Monday, June 10, 2013

Who We Are and Are Not

Recently I recalled how groups and organizations, even parties define themselves and are bonded together in a negative way.

They're defined by who they are against, who is their enemy, what they do and do not do.

It seems we always have to have an enemy to be against in living daily.

They're wrong. 

We're right. 

Of course.

That's how it works these days.

We have to have a problem.

It's them.

This country or that.

Detroit, or Flint, Michigan.

They're the problem.

The issue.

Old people.  Young people. 

The neighbors.

Same gender attracted are the problem.

Instead of being aware and awake to resolving the issue positively, we're obsessed with "them," the enemy.

We may find it beneficial to stop being against anyone, anything.

Understanding one's story and why she or he may be the way they are is worth exploring beyond ousting, condemning, rejecting and excluding them.

Of course, one needs to call sin for what it is today.

Evil has to be identified.

However, religion leads.

It has a prophetic role otherwise religion is self-referential alone.

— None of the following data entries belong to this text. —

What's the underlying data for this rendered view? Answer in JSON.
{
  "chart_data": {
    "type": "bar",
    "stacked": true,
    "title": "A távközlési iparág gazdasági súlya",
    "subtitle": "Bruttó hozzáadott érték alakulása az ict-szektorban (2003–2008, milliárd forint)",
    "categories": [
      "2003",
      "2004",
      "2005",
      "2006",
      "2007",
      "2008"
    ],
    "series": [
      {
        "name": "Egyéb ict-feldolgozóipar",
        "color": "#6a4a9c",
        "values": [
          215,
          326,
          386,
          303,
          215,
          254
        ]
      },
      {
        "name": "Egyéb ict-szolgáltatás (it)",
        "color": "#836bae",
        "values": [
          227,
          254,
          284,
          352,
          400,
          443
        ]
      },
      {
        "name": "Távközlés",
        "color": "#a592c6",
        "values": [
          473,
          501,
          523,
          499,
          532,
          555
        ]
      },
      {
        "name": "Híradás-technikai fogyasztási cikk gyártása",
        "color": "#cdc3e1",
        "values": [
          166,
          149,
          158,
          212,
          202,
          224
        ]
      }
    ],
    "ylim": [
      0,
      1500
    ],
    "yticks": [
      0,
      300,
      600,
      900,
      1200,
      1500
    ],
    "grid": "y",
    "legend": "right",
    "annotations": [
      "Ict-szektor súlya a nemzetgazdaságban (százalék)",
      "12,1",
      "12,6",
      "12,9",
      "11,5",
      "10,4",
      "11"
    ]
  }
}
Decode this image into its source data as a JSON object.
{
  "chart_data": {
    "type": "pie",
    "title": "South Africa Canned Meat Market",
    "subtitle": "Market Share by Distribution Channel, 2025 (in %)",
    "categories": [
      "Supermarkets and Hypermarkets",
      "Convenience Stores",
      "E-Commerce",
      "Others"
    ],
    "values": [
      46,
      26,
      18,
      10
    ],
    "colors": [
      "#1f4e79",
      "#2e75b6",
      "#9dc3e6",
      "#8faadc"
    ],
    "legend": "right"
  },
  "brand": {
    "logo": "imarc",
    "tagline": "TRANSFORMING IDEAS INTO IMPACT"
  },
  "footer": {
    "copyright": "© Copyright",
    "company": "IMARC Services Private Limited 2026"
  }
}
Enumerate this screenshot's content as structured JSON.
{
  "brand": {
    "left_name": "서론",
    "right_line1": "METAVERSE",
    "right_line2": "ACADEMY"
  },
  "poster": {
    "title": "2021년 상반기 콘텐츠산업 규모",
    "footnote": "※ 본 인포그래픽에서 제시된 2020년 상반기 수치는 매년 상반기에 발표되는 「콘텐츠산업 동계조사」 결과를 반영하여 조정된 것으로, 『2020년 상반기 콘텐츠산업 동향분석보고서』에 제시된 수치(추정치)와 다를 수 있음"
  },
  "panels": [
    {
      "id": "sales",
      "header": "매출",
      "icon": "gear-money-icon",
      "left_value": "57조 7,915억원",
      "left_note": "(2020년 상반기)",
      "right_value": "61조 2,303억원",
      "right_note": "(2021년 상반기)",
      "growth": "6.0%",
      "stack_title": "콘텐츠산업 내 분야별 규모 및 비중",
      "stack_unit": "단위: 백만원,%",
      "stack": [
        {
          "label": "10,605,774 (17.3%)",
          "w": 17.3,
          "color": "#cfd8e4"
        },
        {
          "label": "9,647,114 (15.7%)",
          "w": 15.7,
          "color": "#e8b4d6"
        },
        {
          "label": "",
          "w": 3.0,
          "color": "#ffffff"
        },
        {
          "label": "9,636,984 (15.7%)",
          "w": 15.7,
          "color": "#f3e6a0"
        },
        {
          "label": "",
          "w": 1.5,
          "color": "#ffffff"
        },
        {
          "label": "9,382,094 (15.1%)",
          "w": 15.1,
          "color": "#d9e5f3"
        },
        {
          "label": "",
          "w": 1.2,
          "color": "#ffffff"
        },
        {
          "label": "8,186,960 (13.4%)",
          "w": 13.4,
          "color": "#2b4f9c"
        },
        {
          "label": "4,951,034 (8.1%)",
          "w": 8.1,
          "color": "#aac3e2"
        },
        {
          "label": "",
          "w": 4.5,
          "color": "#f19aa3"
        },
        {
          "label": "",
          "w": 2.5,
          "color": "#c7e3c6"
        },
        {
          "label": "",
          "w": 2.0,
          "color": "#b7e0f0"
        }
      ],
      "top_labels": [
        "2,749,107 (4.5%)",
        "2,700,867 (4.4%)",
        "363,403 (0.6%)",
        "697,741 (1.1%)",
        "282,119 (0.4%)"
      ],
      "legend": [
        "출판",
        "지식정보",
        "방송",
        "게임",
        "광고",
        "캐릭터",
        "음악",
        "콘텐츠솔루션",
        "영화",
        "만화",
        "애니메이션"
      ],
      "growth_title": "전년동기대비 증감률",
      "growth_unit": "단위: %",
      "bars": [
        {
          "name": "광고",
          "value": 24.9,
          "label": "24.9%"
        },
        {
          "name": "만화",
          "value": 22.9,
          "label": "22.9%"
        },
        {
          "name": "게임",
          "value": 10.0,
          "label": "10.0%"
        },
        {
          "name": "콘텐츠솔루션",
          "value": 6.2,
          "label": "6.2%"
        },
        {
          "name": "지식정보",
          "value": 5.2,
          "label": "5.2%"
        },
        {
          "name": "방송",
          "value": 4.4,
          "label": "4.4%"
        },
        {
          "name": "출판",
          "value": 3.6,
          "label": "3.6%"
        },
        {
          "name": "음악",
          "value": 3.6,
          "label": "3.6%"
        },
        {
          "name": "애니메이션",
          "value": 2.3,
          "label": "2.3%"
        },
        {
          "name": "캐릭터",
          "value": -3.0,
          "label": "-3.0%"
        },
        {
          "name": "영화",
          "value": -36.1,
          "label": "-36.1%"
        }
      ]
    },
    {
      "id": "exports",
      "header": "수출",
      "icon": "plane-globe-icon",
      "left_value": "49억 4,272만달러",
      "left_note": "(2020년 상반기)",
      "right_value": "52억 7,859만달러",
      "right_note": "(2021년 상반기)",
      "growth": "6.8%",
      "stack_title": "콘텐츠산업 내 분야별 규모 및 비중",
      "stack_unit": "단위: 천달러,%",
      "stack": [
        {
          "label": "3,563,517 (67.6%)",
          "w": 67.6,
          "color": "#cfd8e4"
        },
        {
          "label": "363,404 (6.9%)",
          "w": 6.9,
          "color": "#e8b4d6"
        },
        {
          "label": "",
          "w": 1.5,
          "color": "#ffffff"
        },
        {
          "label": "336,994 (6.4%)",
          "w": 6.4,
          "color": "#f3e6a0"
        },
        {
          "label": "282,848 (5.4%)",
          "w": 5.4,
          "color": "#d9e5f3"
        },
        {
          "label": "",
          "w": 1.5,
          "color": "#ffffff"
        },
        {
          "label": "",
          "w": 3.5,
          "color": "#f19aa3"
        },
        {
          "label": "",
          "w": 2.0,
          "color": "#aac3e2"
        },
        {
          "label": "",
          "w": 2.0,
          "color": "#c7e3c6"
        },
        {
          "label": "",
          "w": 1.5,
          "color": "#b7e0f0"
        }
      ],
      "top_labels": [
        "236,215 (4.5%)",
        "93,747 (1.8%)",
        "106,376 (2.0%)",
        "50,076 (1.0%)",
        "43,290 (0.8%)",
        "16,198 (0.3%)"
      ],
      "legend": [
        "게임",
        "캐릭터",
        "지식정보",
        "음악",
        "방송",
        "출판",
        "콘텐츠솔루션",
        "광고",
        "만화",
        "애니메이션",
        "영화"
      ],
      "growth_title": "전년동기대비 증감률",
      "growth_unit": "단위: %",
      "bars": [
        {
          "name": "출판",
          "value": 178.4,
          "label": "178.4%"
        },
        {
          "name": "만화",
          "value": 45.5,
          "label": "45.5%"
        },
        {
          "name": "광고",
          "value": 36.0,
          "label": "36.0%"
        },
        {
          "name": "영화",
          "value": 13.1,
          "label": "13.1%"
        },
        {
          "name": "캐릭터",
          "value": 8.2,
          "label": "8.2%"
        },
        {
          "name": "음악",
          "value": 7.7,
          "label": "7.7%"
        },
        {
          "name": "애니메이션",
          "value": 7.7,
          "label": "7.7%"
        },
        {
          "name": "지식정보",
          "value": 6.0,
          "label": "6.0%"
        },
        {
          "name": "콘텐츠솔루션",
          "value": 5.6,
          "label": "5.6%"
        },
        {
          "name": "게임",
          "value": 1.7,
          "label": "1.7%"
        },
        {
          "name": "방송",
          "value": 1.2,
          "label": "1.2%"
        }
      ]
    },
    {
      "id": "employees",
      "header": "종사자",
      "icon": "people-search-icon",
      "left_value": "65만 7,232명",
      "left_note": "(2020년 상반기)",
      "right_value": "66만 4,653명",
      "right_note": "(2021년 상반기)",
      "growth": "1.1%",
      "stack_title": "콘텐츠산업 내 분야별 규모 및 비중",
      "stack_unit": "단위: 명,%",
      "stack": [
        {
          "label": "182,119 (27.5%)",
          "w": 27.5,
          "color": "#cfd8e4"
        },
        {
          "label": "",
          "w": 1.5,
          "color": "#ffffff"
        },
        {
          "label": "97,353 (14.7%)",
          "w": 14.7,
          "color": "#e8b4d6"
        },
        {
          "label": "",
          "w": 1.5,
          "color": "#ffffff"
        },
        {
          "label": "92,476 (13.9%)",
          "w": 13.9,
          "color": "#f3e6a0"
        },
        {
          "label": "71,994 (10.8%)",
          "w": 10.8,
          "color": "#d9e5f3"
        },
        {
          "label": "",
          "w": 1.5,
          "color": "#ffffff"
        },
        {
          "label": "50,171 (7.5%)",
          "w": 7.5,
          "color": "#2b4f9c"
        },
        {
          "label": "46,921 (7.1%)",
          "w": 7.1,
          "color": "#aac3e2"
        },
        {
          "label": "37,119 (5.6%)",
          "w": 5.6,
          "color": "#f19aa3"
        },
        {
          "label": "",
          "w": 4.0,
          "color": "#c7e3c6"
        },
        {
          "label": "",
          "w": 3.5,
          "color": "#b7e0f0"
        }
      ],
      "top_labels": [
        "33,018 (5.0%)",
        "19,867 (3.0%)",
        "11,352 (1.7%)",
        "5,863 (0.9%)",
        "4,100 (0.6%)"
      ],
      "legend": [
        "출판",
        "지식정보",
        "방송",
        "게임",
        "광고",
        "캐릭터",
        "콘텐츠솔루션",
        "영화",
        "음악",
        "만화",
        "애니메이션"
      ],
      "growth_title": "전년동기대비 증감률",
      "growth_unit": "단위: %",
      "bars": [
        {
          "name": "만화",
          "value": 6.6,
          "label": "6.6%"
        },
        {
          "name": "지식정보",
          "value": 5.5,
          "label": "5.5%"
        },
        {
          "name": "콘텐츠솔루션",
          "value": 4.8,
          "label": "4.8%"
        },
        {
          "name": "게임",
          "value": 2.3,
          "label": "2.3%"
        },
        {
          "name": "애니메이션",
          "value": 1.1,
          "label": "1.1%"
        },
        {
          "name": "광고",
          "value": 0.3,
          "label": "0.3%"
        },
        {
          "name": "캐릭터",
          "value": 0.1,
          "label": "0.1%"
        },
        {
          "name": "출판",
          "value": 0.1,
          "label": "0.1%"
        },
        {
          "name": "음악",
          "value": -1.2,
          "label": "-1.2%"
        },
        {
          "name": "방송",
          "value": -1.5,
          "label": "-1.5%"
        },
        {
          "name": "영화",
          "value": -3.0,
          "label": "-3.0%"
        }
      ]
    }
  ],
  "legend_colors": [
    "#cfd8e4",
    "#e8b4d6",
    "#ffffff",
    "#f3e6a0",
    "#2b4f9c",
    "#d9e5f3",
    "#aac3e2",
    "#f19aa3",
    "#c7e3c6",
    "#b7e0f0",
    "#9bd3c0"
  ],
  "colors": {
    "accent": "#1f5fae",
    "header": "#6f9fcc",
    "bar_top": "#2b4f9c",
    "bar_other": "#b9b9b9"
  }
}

Pope Francis said the Church has become too self-referential.  It needs to reach out with Matthew 25.

This can happen  largely by way of experiencing those we are against and excluding.

Starting with their own story of pain works well.

Try it.

You may find this a fruitful way to live without rejecting and being against anyone.


  1. True, indeed, thanks.

  2. I like this post. It's much better than the stuff you put in the paper today, where you decided to be against Muslims, in contradiction to this post.

    I read another article today called "8 Most Un-Christian Things the Christian Right Has Done Recently". It tells of Christians who attempted to commit murder, supported bullying of gay kids, hurting the poor, and other sins. I'll be the bigger man and not use those examples to describe all followers of Jesus.